Secara geopolitik, Iran tetap menjadi aktor utama yang tidak bisa diabaikan. Meski banyak pihak mengklaim bahwa Iran mengalami kekalahan strategis karena tidak mampu membendung kehancuran Hamas atau membalas dengan kekuatan penuh atas pembunuhan para jenderal Quds Force di Damaskus, kenyataannya Iran justru berhasil memperluas pengaruhnya melalui kelompok proksi di Lebanon, Irak, Yaman, dan Suriah. Ketika dunia melihat Iran diam, yang sebenarnya terjadi adalah langkah kalkulatif untuk mempertahankan stabilitas internal sambil menjaga eksistensi regional. Iran memahami bahwa respons langsung dapat memicu konflik besar yang justru merugikannya dalam jangka panjang.

Selain itu, konstelasi baru di kawasan seperti normalisasi hubungan Arab-Israel dalam skema Abraham Accords menjadi tantangan tersendiri. Namun, justru dari sana, Iran memainkan peran kontra-hegemoni terhadap poros Arab-Israel-Amerika. Iran tak berhenti membangun poros perlawanan (Axis of Resistance) sebagai alat tekanan terhadap poros barat. Narasi Iran kalah lebih banyak dibentuk oleh media-media Barat yang mengabaikan realitas diplomasi senyap yang dilakukan Teheran ke Moskow, Beijing, dan Ankara. Diplomasi tiga arah ini menjadi fondasi untuk menghadang hegemoni Amerika Serikat dan sekutunya di kawasan.

Dari sisi intelijen, konflik Israel-Iran dan kejatuhan Hamas memperlihatkan satu hal penting: keberhasilan dan kegagalan aparat intelijen dalam mengatur ritme perang asimetris. Israel dengan Mossad-nya jelas memiliki keunggulan dalam infiltrasi informasi, terbukti dengan pembunuhan ilmuwan Iran dan tokoh senior Hamas yang dilakukan dengan akurat. Namun, dominasi ini bukan tanpa kebocoran. Serangan rudal Iran ke wilayah Israel dalam beberapa waktu lalu adalah bukti bahwa sistem pertahanan dan informasi Israel tidak selalu sempurna, karena sebagian rudal berhasil mencapai target, meski banyak yang dicegat oleh Iron Dome.

Di sisi lain, jaringan intelijen Iran melalui IRGC dan Unit Quds justru semakin terlatih dalam skenario perang proksi.
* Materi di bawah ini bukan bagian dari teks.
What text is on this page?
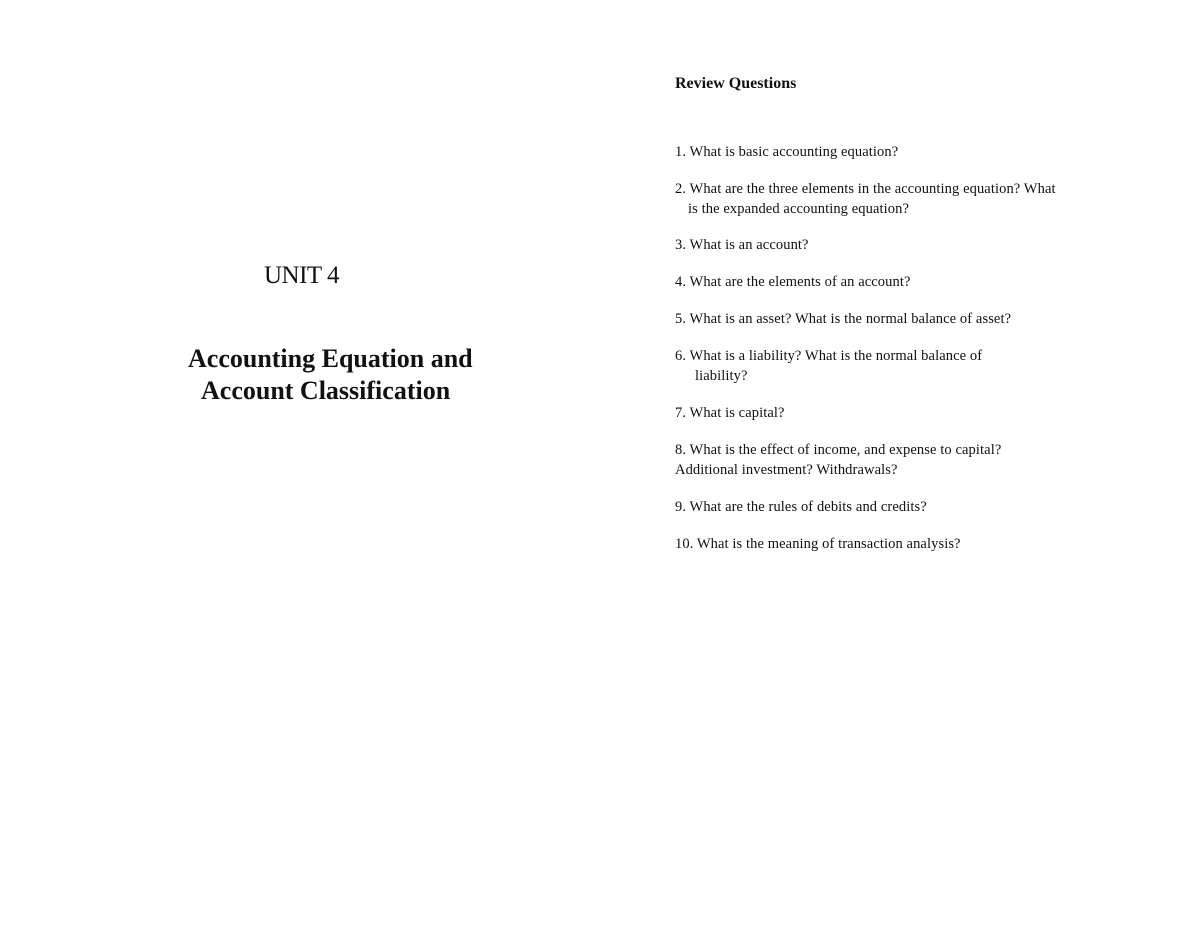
UNIT 4
Accounting Equation and
Account Classification
Review Questions
1. What is basic accounting equation?
2. What are the three elements in the accounting equation? What
is the expanded accounting equation?
3. What is an account?
4. What are the elements of an account?
5. What is an asset? What is the normal balance of asset?
6. What is a liability? What is the normal balance of
liability?
7. What is capital?
8. What is the effect of income, and expense to capital?
Additional investment? Withdrawals?
9. What are the rules of debits and credits?
10. What is the meaning of transaction analysis?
Mereka tidak sekadar mengandalkan kekuatan tempur, tetapi membentuk sistem komunikasi bawah tanah yang memfasilitasi pengiriman logistik dan senjata ke Hamas dan Hizbullah tanpa terdeteksi penuh. Meski sebagian besar infrastruktur ini digempur oleh Israel, keberlanjutannya menunjukkan kapasitas adaptif yang tinggi. Hal ini juga menunjukkan bahwa eliminasi tokoh-tokoh Hamas tidak serta merta melumpuhkan sistem perlawanan mereka. Intelijen Iran bekerja dengan sistem terdesentralisasi yang meminimalisir kerugian saat satu sel hancur.

Sementara itu, Amerika Serikat menjadi aktor kunci yang tidak bisa diabaikan dalam perang intelijen ini. Keberadaan pasukan Amerika di Timur Tengah, termasuk radar dan fasilitas militer di Qatar, Bahrain, dan Kuwait, memberi keuntungan strategis. Namun, tekanan domestik terhadap Presiden AS yang dituduh terlalu pro-Israel menjadikan posisi intelijen AS dalam dilema: antara mendukung sekutu dan menghindari eskalasi yang bisa membakar seluruh kawasan. Bahkan, dalam beberapa kesempatan, bocoran dokumen Pentagon menunjukkan ketidaksepahaman antara lembaga-lembaga intelijen AS soal ancaman Iran yang sebenarnya. Ini menciptakan celah yang dieksploitasi Iran dan sekutunya.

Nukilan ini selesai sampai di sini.